Cristina Henriques 13/04/2018“Um dia, eu já tinha bastante idade, no saguão de um lugar público, um homem se aproximou de mim. Apresentou-se e disse: “Eu a conheço desde sempre. Todo mundo diz que você era bonita quando jovem; venho lhe dizer que, por mim, eu a acho agora ainda mais bonita do que quando jovem; gostava menos do seu rosto de moça do que do rosto que você tem agora, devastado”.
Penso com frequência nessa imagem que sou a única ainda a ver e que nunca mencionei a ninguém. Ela continua lá, no mesmo silêncio, fascinante. Entre todas as imagens de mim mesma, é a que me agrada, nela me reconheço, com ela me encanto.”
“Eu poderia me iludir, acreditar que sou bela como as belas mulheres, como as mulheres olhadas, porque realmente me olham muito. Mas sei que não é uma questão de beleza, e sim de outra coisa, por exemplo, sim, outra coisa, por exemplo espírito. Eu pareço o que quero parecer, bela também se for isso que quiserem que eu seja, bela ou bonita, bonita, por exemplo, para a família, para a família, não mais, posso me tornar tudo o que quiserem que eu seja. E acreditar nisso. Acreditar que também sou encantadora. Desde que eu acredite, que isso se torne verdadeiro para quem me vê e deseja que eu corresponda ao seu gosto, sei disso também.”
“Já estou ciente. Sei algumas coisas. Sei que não são as roupas que tornam as mulheres mais ou menos belas, nem os cuidados de beleza, nem o preço dos cremes, nem a raridade, o valor dos adornos. Sei que o problema está em outro lugar. Não sei onde. Só sei que não é onde as mulheres pensam que está.”
“Essa omissão das mulheres em relação a si mesmas, praticada por elas mesmas, sempre me pareceu um erro.
Não era preciso atrair o desejo. Ele estava em quem o despertava ou não existia. Ele já estava ali desde o primeiro olhar ou jamais teria existido. Ele era o entendimento imediato da relação de sexualidade ou não era nada. Isso, também, eu soube antes da experiência.”
“Não que precise chegar a alguma coisa, o que é preciso é sair de onde estamos.”
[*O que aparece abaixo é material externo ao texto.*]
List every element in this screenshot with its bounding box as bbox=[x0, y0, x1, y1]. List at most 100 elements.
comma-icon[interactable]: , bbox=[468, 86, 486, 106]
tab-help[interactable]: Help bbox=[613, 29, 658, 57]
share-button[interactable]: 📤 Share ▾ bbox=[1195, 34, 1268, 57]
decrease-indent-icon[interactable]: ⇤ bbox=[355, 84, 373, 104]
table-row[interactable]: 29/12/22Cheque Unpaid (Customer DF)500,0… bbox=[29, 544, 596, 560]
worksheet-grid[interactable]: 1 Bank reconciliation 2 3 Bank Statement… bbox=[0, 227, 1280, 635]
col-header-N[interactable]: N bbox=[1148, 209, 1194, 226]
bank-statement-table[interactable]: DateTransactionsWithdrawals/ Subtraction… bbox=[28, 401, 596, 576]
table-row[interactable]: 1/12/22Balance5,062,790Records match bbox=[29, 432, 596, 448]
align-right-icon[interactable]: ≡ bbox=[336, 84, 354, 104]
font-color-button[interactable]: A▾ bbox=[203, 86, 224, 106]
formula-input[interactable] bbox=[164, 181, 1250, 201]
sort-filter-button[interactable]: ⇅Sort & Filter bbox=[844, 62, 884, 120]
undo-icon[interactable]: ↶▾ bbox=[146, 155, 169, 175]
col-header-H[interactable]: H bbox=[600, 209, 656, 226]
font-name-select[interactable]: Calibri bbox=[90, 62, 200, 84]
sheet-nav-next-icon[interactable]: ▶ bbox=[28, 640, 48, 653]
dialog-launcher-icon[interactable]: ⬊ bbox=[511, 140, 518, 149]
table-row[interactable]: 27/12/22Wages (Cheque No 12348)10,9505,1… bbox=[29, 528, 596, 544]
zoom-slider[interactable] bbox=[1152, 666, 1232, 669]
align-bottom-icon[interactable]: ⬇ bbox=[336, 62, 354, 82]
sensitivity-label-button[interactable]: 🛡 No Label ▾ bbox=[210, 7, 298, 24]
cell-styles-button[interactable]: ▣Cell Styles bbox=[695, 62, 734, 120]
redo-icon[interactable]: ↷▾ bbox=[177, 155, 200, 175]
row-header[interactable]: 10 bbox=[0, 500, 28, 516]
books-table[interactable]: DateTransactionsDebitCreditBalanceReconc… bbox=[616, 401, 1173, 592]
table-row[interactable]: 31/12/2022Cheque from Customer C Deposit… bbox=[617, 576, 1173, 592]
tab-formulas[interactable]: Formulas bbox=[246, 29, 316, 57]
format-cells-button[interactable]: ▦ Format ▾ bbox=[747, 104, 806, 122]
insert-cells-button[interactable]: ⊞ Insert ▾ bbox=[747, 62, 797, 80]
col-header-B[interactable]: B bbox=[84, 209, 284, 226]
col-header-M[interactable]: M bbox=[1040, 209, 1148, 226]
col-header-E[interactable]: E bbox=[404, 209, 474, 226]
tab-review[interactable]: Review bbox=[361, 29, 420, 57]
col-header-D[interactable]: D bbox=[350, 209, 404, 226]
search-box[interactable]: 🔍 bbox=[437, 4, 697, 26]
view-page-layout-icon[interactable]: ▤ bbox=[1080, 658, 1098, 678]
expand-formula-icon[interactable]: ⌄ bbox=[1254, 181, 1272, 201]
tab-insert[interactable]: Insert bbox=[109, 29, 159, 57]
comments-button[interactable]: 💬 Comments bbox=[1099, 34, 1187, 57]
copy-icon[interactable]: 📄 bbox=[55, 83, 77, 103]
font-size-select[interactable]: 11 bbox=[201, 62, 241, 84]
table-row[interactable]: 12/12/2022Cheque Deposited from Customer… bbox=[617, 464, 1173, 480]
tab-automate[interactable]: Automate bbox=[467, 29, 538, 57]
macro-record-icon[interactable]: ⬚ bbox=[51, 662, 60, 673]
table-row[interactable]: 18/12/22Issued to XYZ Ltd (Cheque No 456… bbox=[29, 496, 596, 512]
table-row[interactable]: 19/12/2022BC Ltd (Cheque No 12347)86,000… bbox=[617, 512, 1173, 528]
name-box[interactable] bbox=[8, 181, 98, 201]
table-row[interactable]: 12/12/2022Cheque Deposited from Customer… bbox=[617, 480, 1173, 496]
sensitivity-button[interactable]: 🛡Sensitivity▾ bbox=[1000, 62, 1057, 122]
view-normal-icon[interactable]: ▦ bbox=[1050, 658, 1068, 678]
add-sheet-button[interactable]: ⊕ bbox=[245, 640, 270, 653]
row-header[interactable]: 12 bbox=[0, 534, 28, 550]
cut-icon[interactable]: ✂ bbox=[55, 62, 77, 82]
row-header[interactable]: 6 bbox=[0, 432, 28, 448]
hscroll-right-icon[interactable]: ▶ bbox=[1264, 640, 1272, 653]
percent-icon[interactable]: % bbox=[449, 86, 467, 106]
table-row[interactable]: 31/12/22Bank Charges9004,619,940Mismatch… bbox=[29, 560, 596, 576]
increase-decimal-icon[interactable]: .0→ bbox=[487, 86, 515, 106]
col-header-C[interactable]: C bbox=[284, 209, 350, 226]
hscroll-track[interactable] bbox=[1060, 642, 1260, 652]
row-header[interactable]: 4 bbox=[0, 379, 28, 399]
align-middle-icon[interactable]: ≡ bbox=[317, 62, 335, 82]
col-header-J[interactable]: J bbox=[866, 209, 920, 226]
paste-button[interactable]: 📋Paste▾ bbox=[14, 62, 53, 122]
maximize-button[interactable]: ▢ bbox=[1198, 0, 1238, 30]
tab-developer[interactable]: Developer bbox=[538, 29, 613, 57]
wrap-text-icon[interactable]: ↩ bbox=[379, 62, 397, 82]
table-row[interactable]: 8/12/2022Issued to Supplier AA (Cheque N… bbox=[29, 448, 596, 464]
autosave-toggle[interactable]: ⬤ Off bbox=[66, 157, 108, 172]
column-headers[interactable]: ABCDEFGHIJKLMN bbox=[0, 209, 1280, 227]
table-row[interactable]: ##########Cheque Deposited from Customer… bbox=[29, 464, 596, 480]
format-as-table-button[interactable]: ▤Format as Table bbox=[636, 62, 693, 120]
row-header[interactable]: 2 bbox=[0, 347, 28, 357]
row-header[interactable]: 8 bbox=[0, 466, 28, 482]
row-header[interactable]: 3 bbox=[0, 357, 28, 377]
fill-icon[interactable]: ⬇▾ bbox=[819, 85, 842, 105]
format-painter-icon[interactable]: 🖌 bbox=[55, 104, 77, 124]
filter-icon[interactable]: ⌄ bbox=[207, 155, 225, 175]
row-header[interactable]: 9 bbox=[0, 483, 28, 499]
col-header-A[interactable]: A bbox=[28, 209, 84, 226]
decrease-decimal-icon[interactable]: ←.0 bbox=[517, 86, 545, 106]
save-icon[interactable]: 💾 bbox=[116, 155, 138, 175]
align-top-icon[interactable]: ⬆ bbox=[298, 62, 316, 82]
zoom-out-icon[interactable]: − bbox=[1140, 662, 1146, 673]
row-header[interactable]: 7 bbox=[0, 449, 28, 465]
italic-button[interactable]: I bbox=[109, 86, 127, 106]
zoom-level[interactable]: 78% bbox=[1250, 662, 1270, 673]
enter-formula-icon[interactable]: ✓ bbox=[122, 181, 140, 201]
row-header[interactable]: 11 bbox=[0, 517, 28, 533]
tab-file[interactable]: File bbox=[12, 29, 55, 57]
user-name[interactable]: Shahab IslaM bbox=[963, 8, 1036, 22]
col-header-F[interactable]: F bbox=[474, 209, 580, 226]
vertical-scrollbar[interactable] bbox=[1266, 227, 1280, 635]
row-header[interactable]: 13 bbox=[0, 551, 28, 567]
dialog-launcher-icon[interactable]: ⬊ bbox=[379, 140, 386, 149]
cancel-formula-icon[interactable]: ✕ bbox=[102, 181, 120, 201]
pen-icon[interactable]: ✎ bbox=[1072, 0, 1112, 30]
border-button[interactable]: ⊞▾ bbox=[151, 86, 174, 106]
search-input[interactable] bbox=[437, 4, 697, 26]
“O que acontece é justamente o silêncio, essa lenta labuta durante toda a minha vida. Ainda estou lá, diante daquelas crianças possessas, à mesma distância do mistério. Nunca escrevi, e pensei que escrevia, nunca amei, e pensei que amava, nunca fiz nada a não ser esperar diante da porta fechada.”
“. Eu digo que não é só por ser de dia, que ele está enganado, que sinto uma tristeza que já esperava e que vem só de mim. Que sempre fui triste. Que vejo essa tristeza também nas fotos em que sou menininha. Que hoje, ao reconhecer essa tristeza como a que sempre senti, eu quase poderia lhe dar meu nome, a tal ponto ela se parece comigo. Hoje eu lhe digo que essa tristeza é um bem estar, o de finalmente cair numa desgraça que minha mãe me anuncia desde sempre, clamando no deserto de sua vida.”
“Olhar é ter um movimento de curiosidade por alguma coisa, contra alguma coisa, é decair.”
“Mas, se tivesse previsto, como iria conseguir calar o que tinha se tornado sua própria história? Mentir no rosto, no olhar, na voz? no amor? Poderia morrer. Suprimir-se.”
“Os vagabundos vivem como ele vivia, sem solidariedade, sem grandeza, com medo.”
“fui séria tempo demais, até ser tarde demais, perdi o gosto pelo prazer.”
“Esse amor insensato que tenho por ele continua um mistério insondável para mim. Não sei por que eu o amava a ponto de querer morrer com sua morte. Estava separada dele fazia dez anos quando isso aconteceu e só raramente pensava nele. Parecia que eu o amava para sempre e nada de novo podia acontecer a esse amor. Eu tinha esquecido a morte.”
“Anos após a guerra, após os casamentos, os filhos, os divórcios, os livros, ele tinha vindo a Paris com a mulher. Ele lhe telefonara. Sou eu. Ela o reconhecera pela voz. Ele dissera: queria apenas ouvir sua voz. Ela: sou eu, bom dia. Ele estava intimidado, sentia medo como antes. Sua voz de repente tremeu. E com o tremor, de repente, ela reencontrara o sotaque da China. Ele sabia que ela tinha começado a escrever livros, soube pela mãe dela, que ele havia encontrado em Saigon. E também sobre o irmão mais moço, que ele tinha ficado triste por ela. E depois não havia mais o que dizer. E depois ele disse. Disse que era como antes, que ainda a amava, que nunca conseguiria deixar de amá-la, que a amaria até a morte.”